South Park’s Best Christmas Story Stole From Its Most Hated Episode

South Park’s Best Christmas Story Stole From Its Most Hated Episode

One of the greatest South Park Christmas specials stole a joke from one of the show’s most hated outings. South Park tends to get in trouble when the show gets too ambitious. The curse of a satirical series that mocks people for caring about things is that when an episode has a lot of effort and care put into it, it is often met with mockery by South Park’s fan base. Take, for example, South Park season 4, episode 14, “Pip.” An ambitious retelling of the classic Charles Dickens bildungsroman Great Expectations, “Pip” is devoted to the backstory of the titular annoying English kid glimpsed in earlier episodes.

Devoting an entire episode to Pip might sound like a bad idea, particularly when South Park making Randy a main character caused storytelling problems and that supporting star was already a bigger part of the show than Pip. However, the broadly negative reception of “Pip” is still notable, considering how much work went into the episode. South Park co-creators Matt Stone and Trey Parker admitted that they spent a lot of time, money, and effort making “Pip” happen, only for the fan base to almost universally reject it. As a result, the episode remains one of South Park’s lowest-rated outings online and frequently appears in the show’s worst episode rundowns.

South Park’s Woodland Critter Christmas Explained

South Park’s Best Christmas Story Stole From Its Most Hated Episode

However, although “Pip” is mainly viewed as a misguided failure by South Park viewers, the episode did inspire the funniest gag in a later, well-loved Christmas special. While South Park’s best Christmas special in years revived the show’s social commentary with an insightful satire of Jeff Bezos and Amazon, the show’s best holiday special before this outing took the opposite approach. South Park season 8, episode 14, “Woodland Critter Christmas,” was a rare episode of the series that has nothing to do with contemporary events. Instead, “Woodland Critter Christmas” is a parody of Disney movies that gets progressively darker until its ludicrous punchline reveals a twist ending.

“Woodland Critter Christmas” sees Stan help a group of adorable endangered animals decorate their Christmas tree. Stan soon saves the creatures from a mountain lion and helps them ward off further danger as the animals tell him that one of them is pregnant with their savior. Of course, South Park’s greatest curse is the show’s edginess, so no longtime viewer will be surprised to learn that the animals are secretly Satanists and their savior is the antichrist. Stan finds himself compelled to keep helping these murderous monsters by a pushy narrator and, after the episode reveals why “Woodland Critter Christmas” steals its final punchline directly from South Park’s much-hated “Pip.”

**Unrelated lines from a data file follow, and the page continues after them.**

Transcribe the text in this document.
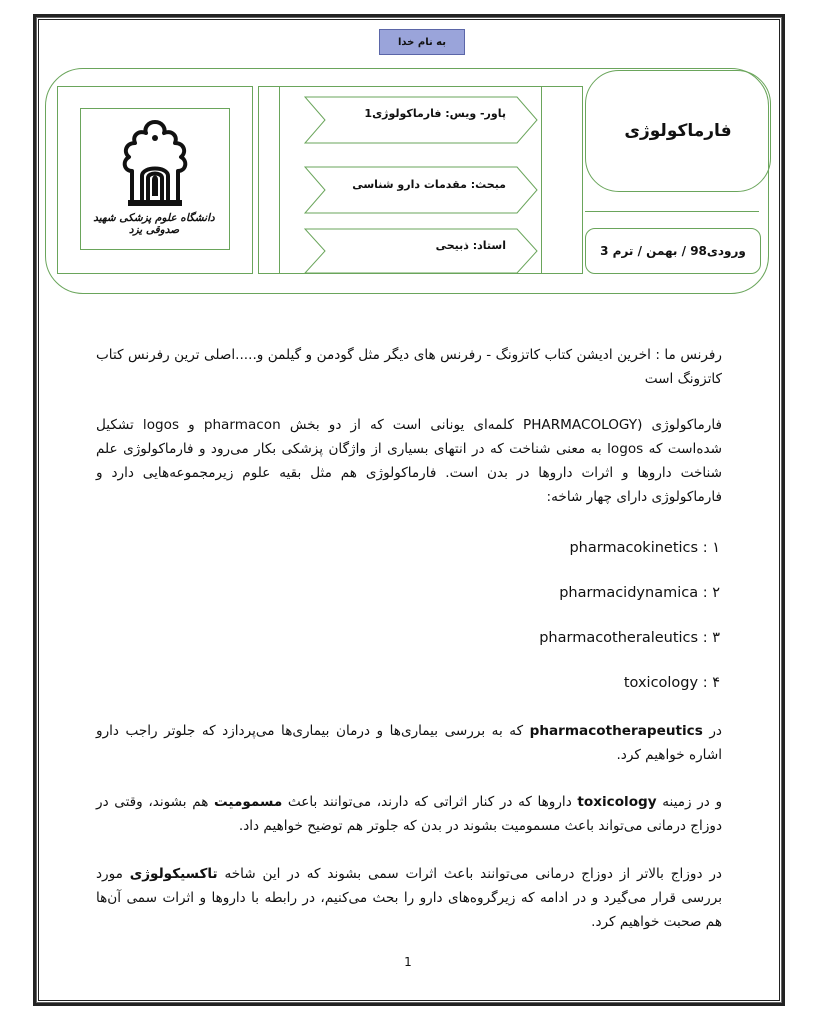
به نام خدا
دانشگاه علوم پزشکی شهید صدوقی یزد
پاور- ویس: فارماکولوژی1
مبحث: مقدمات دارو شناسی
استاد: ذبیحی
فارماکولوژی
ورودی98 / بهمن / ترم 3
رفرنس ما : اخرین ادیشن کتاب کاتزونگ - رفرنس های دیگر مثل گودمن و گیلمن و.....اصلی ترین رفرنس کتاب کاتزونگ است
فارماکولوژی (PHARMACOLOGY کلمه‌ای یونانی است که از دو بخش pharmacon و logos تشکیل شده‌است که logos به معنی شناخت که در انتهای بسیاری از واژگان پزشکی بکار می‌رود و فارماکولوژی علم شناخت داروها و اثرات داروها در بدن است. فارماکولوژی هم مثل بقیه علوم زیرمجموعه‌هایی دارد و فارماکولوژی دارای چهار شاخه:
pharmacokinetics : ۱
pharmacidynamica : ۲
pharmacotheraleutics : ۳
toxicology : ۴
در pharmacotherapeutics که به بررسی بیماری‌ها و درمان بیماری‌ها می‌پردازد که جلوتر راجب دارو اشاره خواهیم کرد.
و در زمینه toxicology داروها که در کنار اثراتی که دارند، می‌توانند باعث مسمومیت هم بشوند، وقتی در دوزاج درمانی می‌تواند باعث مسمومیت بشوند در بدن که جلوتر هم توضیح خواهیم داد.
در دوزاج بالاتر از دوزاج درمانی می‌توانند باعث اثرات سمی بشوند که در این شاخه تاکسیکولوژی مورد بررسی قرار می‌گیرد و در ادامه که زیرگروه‌های دارو را بحث می‌کنیم، در رابطه با داروها و اثرات سمی آن‌ها هم صحبت خواهیم کرد.
1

How South Park Stole Its Own Joke

The South Park characters standing next to a Christmas tree

At the end of “Pip,” Malcolm McDowell’s narration announces that the entire cast of characters lived happily ever after “except for Pocket, who died of hepatitis B.” It’s a bracing, brutal joke, and one that is lifted wholesale in “Woodland Critter Christmas,” when Cartman is revealed to be the episode’s narrator. In the show’s darkest Christmas special since South Park’s earliest origins, “The Spirit of Christmas,” Cartman announces that the characters of “Woodland Critter Christmas” all lived happily ever after at the story’s end, “except for Kyle, who died of AIDS.”

Why South Park’s Pip Is So Hated

South Park Pip

While the two gags are essentially the same joke, “Woodland Critter Christmas” received a far warmer welcome from fans than “Pip.” Ironically, “Woodland Critter Christmas” was an episode that Stone and Parker admitted was rushed and written while the pair were running out of ideas, while “Pip” was an ambitious outing they committed a lot of effort to. This disparity might explain why “Pip” is so hated, as the episode tries to do too much for a single twenty-minute outing. South Park is a silly series that mocks everyone and everything, so attempting to faithfully recreate a Victorian novel in 20 minutes may have been too ambitious for the show’s remit.

Why Woodland Critter Christmas’s Ending Gag Worked

South Park Satanic Woodland Critters

While the best Simpsons Christmas episodes lean into the show’s sweeter side, South Park’s strongest festive offerings focus on the meaner elements of what makes the series work. Christmas specials are expected to be sweet, so South Park’s creators naturally go out of their way to subvert this staid, safe television convention. Making Cartman the narrator of “Woodland Critter Christmas” makes the surprise death of Kyle a brutal, but contextually appropriate, gag that funnels Cartman’s hate of his classmate into hilariously unnecessary death. In contrast, the ending of “Pip” didn’t work as well because, like the rest of the hated South Park episode, the gag didn’t play off the show’s main characters.